逃がしたり抜けていくことは、その困難の根本的な解決になっていないかもしれません。ただ、自分の内からストレスを逃がす、ストレスが抜けていく方法を知っていれば、自分自身の内に溜め込むことは少なくなります。それは暴飲暴食に走ったり、たばこの量を増えたりすることなく、改めてフラットな姿勢で問題に取り組めるようになります。
自分の内に溜め込むことはやめよう
ストレスを逃がす、ストレスが抜けていく方法とは、リラックスできること、気持ちが安定できる場所、リフレッシュする時間を持つことで、ストレスというマイナスに抱えている気持ちを安定した楽しい気持ちに塗り替えていくことです。

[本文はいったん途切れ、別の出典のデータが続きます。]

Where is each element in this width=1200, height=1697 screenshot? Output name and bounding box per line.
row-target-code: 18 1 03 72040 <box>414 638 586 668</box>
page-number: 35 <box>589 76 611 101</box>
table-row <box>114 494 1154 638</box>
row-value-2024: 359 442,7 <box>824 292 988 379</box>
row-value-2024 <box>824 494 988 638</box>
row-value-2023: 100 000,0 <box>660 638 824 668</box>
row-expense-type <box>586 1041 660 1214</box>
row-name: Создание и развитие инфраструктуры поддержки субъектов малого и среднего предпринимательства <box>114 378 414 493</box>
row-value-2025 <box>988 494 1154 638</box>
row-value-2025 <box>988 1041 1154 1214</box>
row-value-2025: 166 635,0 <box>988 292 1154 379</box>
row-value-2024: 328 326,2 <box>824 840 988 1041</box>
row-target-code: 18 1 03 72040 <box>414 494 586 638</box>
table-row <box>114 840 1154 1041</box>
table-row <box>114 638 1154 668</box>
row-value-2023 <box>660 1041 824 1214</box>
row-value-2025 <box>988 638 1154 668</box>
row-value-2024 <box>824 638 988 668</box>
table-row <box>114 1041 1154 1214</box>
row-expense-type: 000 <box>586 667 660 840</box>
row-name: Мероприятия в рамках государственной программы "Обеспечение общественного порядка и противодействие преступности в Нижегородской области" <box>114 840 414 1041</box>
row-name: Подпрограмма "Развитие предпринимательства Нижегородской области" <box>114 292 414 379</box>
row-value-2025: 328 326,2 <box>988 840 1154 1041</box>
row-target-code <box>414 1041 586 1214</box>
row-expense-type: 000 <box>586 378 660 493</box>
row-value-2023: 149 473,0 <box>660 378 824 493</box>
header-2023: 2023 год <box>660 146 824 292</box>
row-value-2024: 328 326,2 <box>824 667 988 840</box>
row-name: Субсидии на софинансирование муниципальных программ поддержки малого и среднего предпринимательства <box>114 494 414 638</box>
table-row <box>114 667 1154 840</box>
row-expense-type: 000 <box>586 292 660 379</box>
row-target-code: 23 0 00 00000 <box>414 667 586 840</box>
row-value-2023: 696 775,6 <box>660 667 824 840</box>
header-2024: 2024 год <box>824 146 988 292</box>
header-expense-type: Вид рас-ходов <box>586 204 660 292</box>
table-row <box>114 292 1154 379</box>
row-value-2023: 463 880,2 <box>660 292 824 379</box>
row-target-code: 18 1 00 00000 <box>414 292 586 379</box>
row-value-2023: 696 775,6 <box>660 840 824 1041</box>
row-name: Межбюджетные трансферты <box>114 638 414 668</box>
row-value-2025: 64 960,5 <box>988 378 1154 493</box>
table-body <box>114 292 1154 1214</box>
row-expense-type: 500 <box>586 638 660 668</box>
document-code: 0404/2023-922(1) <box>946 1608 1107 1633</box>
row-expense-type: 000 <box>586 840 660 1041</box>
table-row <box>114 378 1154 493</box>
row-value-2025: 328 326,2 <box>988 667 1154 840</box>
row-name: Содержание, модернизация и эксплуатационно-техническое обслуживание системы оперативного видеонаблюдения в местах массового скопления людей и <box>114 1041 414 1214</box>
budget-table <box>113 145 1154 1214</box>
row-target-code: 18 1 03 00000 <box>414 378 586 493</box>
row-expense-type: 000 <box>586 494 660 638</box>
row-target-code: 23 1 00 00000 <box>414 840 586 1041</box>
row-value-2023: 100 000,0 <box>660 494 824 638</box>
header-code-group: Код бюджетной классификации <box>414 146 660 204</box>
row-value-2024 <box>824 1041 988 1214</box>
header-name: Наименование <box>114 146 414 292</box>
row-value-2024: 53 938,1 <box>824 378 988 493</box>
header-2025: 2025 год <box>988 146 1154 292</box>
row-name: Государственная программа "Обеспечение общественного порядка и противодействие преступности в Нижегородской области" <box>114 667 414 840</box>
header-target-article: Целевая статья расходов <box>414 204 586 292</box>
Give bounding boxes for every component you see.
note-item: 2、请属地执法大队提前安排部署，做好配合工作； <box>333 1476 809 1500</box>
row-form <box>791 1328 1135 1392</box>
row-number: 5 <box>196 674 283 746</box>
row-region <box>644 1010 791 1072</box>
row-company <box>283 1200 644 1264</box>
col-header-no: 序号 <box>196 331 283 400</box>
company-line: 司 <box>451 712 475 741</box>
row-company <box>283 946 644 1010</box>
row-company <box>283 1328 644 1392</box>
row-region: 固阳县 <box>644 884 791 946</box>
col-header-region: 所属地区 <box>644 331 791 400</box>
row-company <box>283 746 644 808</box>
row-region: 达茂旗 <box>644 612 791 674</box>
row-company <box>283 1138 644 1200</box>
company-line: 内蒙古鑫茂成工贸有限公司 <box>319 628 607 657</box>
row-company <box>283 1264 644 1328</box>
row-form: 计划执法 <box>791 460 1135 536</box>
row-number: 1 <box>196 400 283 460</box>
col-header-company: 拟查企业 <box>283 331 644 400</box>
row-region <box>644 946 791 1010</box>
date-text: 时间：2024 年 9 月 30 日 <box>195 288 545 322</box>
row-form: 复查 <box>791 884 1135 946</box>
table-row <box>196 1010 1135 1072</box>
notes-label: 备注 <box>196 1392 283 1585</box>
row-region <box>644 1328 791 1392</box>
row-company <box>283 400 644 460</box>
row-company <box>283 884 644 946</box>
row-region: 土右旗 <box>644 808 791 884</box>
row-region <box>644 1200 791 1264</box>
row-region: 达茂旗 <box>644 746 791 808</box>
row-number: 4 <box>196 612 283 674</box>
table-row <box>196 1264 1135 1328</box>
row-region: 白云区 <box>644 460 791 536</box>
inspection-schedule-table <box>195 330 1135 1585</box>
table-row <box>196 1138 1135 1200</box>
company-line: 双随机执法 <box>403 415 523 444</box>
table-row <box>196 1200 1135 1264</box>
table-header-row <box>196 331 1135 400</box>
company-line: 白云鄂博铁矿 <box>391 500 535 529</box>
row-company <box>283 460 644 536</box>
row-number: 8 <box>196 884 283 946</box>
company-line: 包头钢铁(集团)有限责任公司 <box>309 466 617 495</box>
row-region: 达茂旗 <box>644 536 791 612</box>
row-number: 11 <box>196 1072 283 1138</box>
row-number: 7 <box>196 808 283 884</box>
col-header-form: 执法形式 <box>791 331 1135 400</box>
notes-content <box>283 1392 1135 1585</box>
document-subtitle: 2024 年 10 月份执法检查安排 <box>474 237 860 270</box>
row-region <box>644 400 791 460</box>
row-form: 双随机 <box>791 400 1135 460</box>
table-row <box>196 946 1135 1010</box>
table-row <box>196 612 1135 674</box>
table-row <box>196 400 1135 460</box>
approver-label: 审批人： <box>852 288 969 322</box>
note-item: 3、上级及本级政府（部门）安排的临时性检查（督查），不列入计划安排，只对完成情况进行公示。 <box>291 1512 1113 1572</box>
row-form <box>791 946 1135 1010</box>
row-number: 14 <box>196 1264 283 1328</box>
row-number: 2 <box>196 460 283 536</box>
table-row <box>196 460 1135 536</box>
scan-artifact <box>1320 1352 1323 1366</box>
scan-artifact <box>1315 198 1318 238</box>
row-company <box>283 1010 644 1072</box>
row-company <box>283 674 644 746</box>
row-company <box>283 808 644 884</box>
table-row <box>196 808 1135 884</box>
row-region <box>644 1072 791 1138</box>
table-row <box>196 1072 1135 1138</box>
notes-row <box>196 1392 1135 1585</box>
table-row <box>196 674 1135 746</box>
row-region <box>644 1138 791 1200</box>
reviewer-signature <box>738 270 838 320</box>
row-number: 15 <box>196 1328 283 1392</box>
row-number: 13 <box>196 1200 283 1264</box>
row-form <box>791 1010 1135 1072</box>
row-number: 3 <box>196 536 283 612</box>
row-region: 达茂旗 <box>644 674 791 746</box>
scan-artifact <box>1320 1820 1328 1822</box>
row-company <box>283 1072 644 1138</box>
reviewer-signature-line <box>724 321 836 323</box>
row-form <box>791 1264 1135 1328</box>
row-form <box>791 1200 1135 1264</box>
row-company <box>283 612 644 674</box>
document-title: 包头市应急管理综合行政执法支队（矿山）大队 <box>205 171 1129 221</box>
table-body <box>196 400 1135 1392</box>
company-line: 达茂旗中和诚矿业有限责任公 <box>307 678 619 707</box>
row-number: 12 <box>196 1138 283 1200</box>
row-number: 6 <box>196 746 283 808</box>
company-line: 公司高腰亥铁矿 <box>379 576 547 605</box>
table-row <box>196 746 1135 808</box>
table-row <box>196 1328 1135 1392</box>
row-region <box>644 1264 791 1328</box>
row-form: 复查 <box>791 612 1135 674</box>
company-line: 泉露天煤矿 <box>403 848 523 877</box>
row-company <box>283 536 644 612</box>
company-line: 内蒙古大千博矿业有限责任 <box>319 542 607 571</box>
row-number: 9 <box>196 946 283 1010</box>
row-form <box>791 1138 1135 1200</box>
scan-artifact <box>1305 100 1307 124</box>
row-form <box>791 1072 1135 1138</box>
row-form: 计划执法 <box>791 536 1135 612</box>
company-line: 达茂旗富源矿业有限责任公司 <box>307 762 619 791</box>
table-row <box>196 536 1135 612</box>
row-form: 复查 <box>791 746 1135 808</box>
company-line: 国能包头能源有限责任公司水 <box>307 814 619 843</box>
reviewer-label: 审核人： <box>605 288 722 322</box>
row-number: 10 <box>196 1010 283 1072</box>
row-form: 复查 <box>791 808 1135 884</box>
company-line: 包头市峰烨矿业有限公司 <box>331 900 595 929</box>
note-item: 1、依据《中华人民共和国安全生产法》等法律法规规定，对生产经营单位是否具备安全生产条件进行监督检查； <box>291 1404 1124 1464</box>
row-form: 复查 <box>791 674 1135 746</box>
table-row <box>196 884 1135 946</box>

気持ちを塗り替えていく時間や場所を持つことで、マイナスな感情や出来事を考える時間を消し去ってくれます。マイナスな感情や出来事を思い出す時間が多いほど、ストレスは自分の内に溜まってしまいます。だからこそ、ストレスを感じたときは自分の内に溜め込めず、ストレスを逃がす、ストレスが抜けていくための気持ちを塗り替えていく時間と場所を持つように心がけてみると良いですよ。
もし、現在のあなたが「最近は何が楽しいのかさえもわからない」、そのような状況であれば、昔好きだったこと、楽しくやっていたことを思い出しながら、それらに取り組んでみてください。好きだった感覚、楽しかった感覚を思い出すことで、気持ちを塗り替えていく時間に変わります。
時には、愚痴を言いたいときもあるかもしれません。悪口を言いたい時も、愚痴を言いたい時があることは自然なことです。ただ「どの場所で話すか、誰に話すか」でその後のあなたへの影響が及ぼすことがあります。
例えば、社内で悪口を叩いたら周りにどのような影響を及ぼすか考えてみると想像がつきますよね。もし、話せる場所・相手が近くにいないようであれば、外部の相談窓口などを活用してみてください。話せることは、抱えていた負の気持ちが放たれ、自分の内から負の気持ちが離れていくことにつながります。それぐらい誰かに気持ちを話すことは、気持ちの浄化になる大切な時間です。
こころのリズムが整えば生活リズムも整えられる
心の健康度が高まれば、食生活も運動もバランス良く保つ生活習慣を送れるのではないでしょうか?心の健康度が高い方は、質の良い睡眠もとれ、暴飲暴食なく生活リズムも整います。もちろん、心の健康度が高いあまり、時々気持ちよく食べ過ぎたり飲みすぎたりする場合もあるかもしれません。その時間も含めバランスを保つように自制心が働きます。
あなたは現在、こころの健康度はどのような状態でしょうか?
こころの健康度が高い方も、低い方もリフレッシュする時間を持つために、ご自身の健康増進のことを考える9月にしませんか?
厚生労働省 健康局 健康課が運営しているスマート・ライフ・プロジェクトのサイトでは、健康増進に関するイベントや取り組みが紹介されています。親子で学ぶ自由研究などの動画もあり、ご家族で一緒に取り組めます。ご興味ある方はぜひ参考にしてみてください。